Nach Tod von George Floyd: Tausende bei Demos in Köln und Düsseldorf!

Köln/Düsseldorf/Dortmund - Nach dem Tod des Afroamerikaners George Floyd wollen am Samstag in mehreren NRW-Städten zahlreiche Menschen gegen Rassismus demonstrieren.

In Köln kamen an der Deutzer Werft mehrere Tausend Menschen zusammen.
In Köln kamen an der Deutzer Werft mehrere Tausend Menschen zusammen.  © Horst Konopke

Geplant sind sogenannte Silent Demos (stille Demonstrationen) in Düsseldorf (14.00 Uhr), Lippstadt (14.00 Uhr) und Dortmund (16.00 Uhr).

Wegen seines Todes kam es zu Protesten und teilweise auch Ausschreitungen in mehreren Städten der USA.

Die Demonstranten in Deutschland wurden aufgefordert, in schwarzer Kleidung zu erscheinen. 

Man wolle während der Demonstrationen still und schweigend ("silent") an den Tod von Floyd erinnern.


Update, 12.45 Uhr: Demo in Köln

Wie die Kölner Polizei am Samstag mitteilte, wird an der Deutzer Werft zwischen 13 und 17 Uhr eine Versammlung mit dem Thema "Friedliche Kundgebung gegen Rassismus" erwartet. Mehrere Hundert Teilnehmer würden erwartet.

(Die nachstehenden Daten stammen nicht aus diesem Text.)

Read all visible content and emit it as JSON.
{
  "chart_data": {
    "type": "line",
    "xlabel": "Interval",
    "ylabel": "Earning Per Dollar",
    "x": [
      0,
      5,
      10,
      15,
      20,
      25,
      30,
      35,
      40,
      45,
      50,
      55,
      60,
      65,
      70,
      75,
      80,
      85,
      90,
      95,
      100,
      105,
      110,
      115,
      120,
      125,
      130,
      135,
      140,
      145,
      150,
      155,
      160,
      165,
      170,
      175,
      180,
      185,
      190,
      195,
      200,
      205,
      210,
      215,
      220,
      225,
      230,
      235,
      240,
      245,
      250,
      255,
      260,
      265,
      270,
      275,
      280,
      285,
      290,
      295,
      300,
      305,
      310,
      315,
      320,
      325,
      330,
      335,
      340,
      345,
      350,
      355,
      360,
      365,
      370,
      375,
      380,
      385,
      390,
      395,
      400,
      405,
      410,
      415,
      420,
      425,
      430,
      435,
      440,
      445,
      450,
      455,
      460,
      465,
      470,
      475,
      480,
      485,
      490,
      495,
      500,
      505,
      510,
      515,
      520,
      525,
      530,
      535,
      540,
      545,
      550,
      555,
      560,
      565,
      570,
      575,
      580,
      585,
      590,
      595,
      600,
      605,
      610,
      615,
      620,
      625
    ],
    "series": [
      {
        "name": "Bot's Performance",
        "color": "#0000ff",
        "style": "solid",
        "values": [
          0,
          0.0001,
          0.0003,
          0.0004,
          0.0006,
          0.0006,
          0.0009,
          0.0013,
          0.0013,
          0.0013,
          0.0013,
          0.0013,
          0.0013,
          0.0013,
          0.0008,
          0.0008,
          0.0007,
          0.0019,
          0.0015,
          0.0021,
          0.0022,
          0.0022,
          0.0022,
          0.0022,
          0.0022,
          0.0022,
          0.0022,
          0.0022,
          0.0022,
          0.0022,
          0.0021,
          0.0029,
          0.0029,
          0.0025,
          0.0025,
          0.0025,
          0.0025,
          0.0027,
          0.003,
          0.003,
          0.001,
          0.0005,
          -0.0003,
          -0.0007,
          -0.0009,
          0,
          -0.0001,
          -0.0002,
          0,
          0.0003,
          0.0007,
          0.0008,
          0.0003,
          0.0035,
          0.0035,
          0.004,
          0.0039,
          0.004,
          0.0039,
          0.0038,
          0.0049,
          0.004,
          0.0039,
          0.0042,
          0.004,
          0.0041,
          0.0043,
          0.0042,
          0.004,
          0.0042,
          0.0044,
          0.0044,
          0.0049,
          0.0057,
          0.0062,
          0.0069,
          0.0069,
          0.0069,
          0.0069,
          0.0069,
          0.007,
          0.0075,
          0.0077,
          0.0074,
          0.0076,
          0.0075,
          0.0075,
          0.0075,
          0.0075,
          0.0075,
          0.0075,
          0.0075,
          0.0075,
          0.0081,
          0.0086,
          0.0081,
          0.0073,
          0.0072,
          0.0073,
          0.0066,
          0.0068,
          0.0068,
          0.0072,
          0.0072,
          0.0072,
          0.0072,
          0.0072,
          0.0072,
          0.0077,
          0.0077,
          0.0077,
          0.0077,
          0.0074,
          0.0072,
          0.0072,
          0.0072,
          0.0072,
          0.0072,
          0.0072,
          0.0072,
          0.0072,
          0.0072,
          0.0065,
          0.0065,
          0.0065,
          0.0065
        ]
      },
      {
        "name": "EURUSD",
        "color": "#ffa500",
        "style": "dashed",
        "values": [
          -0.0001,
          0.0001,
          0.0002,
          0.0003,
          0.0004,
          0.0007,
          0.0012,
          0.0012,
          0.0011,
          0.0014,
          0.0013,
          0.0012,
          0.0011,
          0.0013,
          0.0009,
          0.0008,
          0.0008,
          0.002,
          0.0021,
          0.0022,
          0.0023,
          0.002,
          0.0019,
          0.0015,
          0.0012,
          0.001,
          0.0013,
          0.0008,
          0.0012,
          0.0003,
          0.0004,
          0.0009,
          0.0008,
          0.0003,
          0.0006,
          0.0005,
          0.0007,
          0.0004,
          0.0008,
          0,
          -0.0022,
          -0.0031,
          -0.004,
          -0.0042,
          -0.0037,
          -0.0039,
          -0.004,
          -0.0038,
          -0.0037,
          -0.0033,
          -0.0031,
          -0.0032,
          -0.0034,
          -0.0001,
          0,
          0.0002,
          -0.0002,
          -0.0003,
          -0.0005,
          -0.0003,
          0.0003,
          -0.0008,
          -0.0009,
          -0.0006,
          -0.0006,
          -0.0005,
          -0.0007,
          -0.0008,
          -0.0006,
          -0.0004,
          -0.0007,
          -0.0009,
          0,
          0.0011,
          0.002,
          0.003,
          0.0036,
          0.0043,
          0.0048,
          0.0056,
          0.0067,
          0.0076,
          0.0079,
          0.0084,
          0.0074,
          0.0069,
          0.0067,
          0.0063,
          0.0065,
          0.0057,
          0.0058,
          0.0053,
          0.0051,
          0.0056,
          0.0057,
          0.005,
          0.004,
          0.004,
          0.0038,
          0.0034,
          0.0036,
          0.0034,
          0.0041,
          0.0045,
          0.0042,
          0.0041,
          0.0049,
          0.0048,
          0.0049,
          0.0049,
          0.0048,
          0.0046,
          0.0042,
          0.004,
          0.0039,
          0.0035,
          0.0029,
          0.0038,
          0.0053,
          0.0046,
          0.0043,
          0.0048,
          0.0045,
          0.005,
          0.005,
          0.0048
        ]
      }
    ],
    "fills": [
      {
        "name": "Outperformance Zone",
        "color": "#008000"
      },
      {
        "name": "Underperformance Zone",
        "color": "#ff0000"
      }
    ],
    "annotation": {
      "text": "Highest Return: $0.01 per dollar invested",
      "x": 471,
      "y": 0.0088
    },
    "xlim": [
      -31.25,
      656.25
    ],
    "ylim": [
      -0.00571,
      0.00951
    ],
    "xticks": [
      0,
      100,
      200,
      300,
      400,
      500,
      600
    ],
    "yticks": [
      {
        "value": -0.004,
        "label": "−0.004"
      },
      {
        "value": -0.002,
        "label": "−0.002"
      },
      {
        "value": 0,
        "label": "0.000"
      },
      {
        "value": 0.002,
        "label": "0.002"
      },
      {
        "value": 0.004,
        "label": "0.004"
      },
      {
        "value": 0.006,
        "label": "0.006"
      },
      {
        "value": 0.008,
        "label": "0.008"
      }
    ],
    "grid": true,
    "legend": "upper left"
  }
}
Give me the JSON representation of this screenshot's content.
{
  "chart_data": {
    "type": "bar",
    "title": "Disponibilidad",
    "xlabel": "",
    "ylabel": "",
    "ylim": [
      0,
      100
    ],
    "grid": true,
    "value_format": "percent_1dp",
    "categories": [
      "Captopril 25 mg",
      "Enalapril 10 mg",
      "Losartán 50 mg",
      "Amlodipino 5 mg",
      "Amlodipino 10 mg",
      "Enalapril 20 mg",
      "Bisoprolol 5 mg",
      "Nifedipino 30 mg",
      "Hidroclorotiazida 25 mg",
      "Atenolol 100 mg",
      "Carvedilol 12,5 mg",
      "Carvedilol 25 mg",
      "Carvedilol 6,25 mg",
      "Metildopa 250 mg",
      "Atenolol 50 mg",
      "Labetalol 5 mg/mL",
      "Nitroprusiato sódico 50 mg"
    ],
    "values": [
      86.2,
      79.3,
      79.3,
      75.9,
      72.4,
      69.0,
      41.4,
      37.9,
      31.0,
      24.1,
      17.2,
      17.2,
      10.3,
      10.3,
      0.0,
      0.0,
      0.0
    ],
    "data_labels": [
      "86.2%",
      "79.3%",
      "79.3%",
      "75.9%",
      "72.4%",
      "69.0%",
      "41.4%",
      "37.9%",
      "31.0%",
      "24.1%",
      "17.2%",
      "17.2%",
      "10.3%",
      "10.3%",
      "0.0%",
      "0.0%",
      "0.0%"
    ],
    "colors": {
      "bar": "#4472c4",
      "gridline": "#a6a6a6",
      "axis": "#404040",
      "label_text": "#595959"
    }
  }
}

"Wir sind mit Einsatzkräften vor Ort, um den reibungslosen Ablauf der Versammlung zu gewährleisten", so ein Sprecher der Polizei.

Eine ursprünglich für den Heumarkt angemeldete Demonstration wurde kurzfristig  abgesagt.

Update, 13.14 Uhr: Große Beteiligung an Demo in Köln

Tausende Teilnehmer versammelten sich bei dem Rassismus-Protest in Köln.
Tausende Teilnehmer versammelten sich bei dem Rassismus-Protest in Köln.  © Horst Konopke

An der Deutzer Werft in Köln haben sich am Samstagmittag mehrere Tausend Menschen versammelt, um ein Zeichen gegen Rassismus zu setzen. 

Die Demo-Teilnehmer erschienen größtenteils in schwarzer Kleidung und erinnerten mit schweigender Teilnahme an den Tod des schwarzhäutigen US-Amerikaners George Floyd, der durch einen weißhäutigen Polizisten umgebracht wurde.

1000 Teilnehmer in Düsseldorf erwartet

"Diskriminierung, soziale und ökonomische Ausgrenzung sowie körperliche Angriffe bis hin zum Mord von Menschen mit schwarzer Hautfarbe sind ein globales Problem", hieß es von den Organisatoren. 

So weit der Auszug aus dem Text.